One of the most immediate problems facing both the Ordnance and the individual shooter was the tendency of then-current service ammunition to foul the interior of a rifle's bore. Bullet jackets at that time were drawn from an alloy of copper and nickel (cupro-nickel). This alloy had been in use since the development of ammunition for the Krag-Jorgensen rifle of 1892, but until the army switched to the Model 1906 cartridge with its 150-grain bullet at a velocity of some 2,700 fps (specifications called for an instrumental velocity of 2,640 fps at a point 78 feet from the gun), there were no significant problems. The velocity of the 1906 cartridge, however, was above the threshold at which the heat and friction of firing neatly soldered small amounts of the bullet jacket to the interior of a rifle's bore. Once this jacket fouling began to build up, it tended to build on itself and, in very short order, the barrel filled with lumpy fouling and accuracy quickly deteriorated. To compound the problem, removing the cupro-nickel jacket fouling risked permanent damage to the bore.

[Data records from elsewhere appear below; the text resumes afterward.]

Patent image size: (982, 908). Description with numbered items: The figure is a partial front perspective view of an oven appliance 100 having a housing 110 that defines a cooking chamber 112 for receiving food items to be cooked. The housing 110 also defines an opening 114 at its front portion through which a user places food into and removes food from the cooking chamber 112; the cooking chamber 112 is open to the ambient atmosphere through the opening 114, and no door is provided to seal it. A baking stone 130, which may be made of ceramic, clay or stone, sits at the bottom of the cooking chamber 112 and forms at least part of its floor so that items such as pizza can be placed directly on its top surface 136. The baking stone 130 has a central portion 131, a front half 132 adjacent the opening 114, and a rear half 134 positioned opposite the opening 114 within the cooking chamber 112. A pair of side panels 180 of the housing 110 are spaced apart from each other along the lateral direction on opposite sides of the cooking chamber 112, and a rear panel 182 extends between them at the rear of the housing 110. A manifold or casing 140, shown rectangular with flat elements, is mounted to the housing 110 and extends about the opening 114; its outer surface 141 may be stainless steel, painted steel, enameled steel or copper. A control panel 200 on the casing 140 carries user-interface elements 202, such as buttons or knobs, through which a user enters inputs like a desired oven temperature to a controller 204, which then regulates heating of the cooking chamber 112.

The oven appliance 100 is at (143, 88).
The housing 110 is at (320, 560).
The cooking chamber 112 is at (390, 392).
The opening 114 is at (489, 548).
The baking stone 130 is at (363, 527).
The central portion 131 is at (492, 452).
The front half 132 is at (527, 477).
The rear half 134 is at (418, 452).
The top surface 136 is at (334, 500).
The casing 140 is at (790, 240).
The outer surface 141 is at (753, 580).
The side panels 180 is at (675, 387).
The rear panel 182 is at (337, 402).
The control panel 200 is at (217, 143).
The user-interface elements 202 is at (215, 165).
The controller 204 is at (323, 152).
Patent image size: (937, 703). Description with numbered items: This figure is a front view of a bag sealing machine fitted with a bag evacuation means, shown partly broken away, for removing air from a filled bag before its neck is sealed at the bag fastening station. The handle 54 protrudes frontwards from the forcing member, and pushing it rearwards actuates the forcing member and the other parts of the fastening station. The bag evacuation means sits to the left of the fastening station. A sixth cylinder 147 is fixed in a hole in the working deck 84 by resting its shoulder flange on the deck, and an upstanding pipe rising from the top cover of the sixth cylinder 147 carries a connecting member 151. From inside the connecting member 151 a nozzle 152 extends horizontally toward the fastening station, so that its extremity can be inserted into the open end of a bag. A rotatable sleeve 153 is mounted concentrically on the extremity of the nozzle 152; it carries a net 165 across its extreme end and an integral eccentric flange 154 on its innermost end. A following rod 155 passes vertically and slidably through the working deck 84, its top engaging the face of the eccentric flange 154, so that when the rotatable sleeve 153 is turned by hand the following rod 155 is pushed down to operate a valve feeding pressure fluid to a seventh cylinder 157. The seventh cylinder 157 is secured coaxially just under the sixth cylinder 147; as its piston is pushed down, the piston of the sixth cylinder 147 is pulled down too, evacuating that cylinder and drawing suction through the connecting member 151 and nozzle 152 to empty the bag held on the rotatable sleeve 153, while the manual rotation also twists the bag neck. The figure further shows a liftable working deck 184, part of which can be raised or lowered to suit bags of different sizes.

Townsend Whelen, one of the leading rifleman-experimenter-developers of the first half of the 20th century, was an Ordnance Corps Major in 1921, and was commanding officer at the Army's Frankford Arsenal—an ammunition plant outside Philadelphia, PA. Whelen had a lot of ammunition made with tin-plated bullets based on the French army's experience in World War I. Actually, there were three experimental lots loaded with cupro-nickel bullets, tin-plated cupro-nickel bullets and tin-plated gilding metal bullets. The lot having tin-plated cupro-nickel bullets performed best and was selected for loading and use in the National Matches for 1921. If all went well, the tin would act as a heat shield and lubricant, and also prevent cupro-nickel jacket fouling. It worked—Whelen's "tin can" ammunition shot astonishingly well.
Shooters of the period, despite printed prohibitions, depended on grease (the most popular was a highly refined cup grease sold as "Mobilubricant") applied to the bullets to do what the tin did—insulate the bullet from the bore. Applying external lubricant to cupro-nickel bullet jackets would have been a good solution to the jacket fouling problem had it not been for the tendency of the lubricant to migrate and coat the interior of the neck portion of the chamber. There, the grease not only caused increased thrust on a rifle's locking lugs, but it also kept the case neck from expanding and upped chamber pressure to dangerous levels—to more than 70,000 psi in one test from Hatcher's Notebook. And that test was conducted using ammunition that did not have bullets and case necks welded to one another.
Despite published prohibitions in 1920 and a vivid description of the potential for disaster that accompanied each issue of 1921 National Match ammunition, many competitors at Camp Perry that year insisted on using Mobilubricant with the tin-plated bullets. Several of them paid the price of a ruined rifle for their folly (there were no significant injuries). Major General Julian Hatcher had in his collection of memorabilia a tin-plated bullet picked up on the range at Perry in 1921. The case neck was still attached to the bullet and rifling marks extended through both the bullet and the neck. "The pressure," he surmised later, "must have been enormous."
Because of the potential for harm and despite its general success, the War Department ordered the entire experimental lot of tin can ammunition withdrawn and destroyed. Few samples survived. An alternate lot of ammunition was issued for use during the remainder of the matches.
By 1922, gilding metal—an alloy of 90 percent copper and 10 percent zinc—had replaced cupro-nickel in bullet jackets and the jacket fouling problem was solved.